What this means for technologists, policymakers, and end users
- Technologists and security teams: watch for trusted-but-exposed paths — misconfigured model servers, unvalidated service parameters, and browser extension capabilities — because attackers are wiring legitimate tools into attack pipelines or abusing small permissions to pivot to larger compromises.
- Policymakers and enforcement bodies: risk and response are visible in contemporaneous actions — the State Department offering rewards up to $10 million for information on actors linked to UNC5792 and UNC4221, and the FTC fining Amazon $2.25 million over handling of identity-theft victims — underscoring that operational compromises and consumer harms are drawing regulatory attention.
- End users and small businesses: phishing remains a high-probability vector, from law-enforcement impersonation emails that drop ransomware via Proton Drive-hosted archives to Gmail-based credential-harvesting campaigns that impersonate account alerts.
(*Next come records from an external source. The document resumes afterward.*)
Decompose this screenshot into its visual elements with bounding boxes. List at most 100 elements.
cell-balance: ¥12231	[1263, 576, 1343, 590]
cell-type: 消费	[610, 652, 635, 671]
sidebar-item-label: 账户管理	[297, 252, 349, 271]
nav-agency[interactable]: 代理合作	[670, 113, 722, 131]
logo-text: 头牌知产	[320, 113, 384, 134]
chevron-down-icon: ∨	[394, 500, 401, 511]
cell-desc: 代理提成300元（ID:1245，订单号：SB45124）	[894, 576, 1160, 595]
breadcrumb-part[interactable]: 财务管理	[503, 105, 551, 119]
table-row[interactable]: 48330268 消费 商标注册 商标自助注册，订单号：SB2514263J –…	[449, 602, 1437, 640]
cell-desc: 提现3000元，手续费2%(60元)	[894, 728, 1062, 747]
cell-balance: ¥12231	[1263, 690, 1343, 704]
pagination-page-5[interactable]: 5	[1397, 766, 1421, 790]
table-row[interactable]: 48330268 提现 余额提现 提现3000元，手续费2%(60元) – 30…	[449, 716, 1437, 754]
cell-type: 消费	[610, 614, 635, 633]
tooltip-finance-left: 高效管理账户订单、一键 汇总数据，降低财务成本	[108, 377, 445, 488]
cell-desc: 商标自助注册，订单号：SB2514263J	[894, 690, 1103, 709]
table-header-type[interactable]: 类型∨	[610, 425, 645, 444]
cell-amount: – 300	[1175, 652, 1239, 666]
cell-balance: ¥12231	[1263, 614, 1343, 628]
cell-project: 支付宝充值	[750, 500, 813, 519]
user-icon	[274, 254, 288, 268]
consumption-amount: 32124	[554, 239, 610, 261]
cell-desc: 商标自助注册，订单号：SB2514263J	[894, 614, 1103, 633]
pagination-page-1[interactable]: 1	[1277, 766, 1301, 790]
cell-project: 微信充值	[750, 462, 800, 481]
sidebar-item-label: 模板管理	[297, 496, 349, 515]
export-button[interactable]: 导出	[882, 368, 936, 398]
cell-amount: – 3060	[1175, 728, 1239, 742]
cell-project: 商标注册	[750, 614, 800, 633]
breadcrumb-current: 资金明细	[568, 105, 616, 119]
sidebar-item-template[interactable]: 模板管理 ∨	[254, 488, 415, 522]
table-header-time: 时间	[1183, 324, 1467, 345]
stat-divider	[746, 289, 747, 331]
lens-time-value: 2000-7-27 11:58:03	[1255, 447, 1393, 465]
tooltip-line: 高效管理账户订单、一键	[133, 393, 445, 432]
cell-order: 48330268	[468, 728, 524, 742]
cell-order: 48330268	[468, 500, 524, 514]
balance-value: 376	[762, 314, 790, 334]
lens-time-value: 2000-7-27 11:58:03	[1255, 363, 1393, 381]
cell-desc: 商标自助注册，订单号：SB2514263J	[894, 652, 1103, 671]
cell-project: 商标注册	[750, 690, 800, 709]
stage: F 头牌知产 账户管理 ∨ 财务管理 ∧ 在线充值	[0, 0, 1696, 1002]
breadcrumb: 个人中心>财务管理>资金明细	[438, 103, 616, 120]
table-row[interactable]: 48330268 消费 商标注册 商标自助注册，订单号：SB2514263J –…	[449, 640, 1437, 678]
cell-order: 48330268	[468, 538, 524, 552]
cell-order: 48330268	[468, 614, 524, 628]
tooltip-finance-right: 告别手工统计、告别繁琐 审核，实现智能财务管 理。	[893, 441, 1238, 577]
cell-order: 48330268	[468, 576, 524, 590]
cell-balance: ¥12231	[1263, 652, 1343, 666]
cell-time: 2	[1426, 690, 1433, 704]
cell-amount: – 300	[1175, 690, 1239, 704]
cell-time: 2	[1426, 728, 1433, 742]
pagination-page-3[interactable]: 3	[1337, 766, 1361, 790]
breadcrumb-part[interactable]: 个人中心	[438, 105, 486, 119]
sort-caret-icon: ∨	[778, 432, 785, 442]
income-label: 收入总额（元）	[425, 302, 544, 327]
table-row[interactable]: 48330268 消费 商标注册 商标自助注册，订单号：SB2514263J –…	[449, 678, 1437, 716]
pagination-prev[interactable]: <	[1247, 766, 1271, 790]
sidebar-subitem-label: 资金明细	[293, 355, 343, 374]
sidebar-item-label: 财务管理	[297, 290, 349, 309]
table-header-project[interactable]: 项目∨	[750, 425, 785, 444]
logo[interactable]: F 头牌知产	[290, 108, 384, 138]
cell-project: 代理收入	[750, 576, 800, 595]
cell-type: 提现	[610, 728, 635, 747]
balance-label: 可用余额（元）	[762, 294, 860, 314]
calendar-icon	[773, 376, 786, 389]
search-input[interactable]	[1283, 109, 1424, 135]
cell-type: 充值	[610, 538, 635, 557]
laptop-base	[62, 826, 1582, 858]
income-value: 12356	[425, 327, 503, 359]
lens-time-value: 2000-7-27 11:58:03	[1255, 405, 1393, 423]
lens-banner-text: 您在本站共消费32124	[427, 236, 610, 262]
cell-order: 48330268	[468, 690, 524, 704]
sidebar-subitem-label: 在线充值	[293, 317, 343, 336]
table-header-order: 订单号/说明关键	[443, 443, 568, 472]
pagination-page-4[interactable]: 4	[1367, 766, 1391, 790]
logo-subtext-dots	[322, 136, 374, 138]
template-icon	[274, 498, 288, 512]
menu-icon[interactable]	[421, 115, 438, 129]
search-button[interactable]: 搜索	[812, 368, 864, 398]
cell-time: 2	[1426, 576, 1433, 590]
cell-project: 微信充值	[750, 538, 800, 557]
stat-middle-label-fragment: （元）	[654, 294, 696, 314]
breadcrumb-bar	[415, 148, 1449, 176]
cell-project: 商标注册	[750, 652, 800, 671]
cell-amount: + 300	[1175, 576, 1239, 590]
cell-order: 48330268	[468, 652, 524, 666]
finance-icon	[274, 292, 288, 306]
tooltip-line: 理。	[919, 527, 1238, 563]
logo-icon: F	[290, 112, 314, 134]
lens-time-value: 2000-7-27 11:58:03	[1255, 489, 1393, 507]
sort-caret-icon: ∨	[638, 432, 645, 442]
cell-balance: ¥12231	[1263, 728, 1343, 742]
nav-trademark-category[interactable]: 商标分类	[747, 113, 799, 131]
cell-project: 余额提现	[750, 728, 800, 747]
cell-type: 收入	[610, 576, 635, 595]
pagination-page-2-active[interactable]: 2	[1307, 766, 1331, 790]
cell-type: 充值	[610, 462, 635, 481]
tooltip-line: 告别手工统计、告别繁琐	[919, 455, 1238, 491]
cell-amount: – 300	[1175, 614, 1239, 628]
Vigilance about unexpected archives, credential prompts, and copied clipboard content remains essential.
"The loud part is the breach. The useful part is the quiet mistake that made it possible." Small permissions, weak checks, and misconfigured services are the recurring pattern across these incidents. The question left by this week’s thread of reports is concrete: who will treat every side door as an actual door before the next actor walks through it?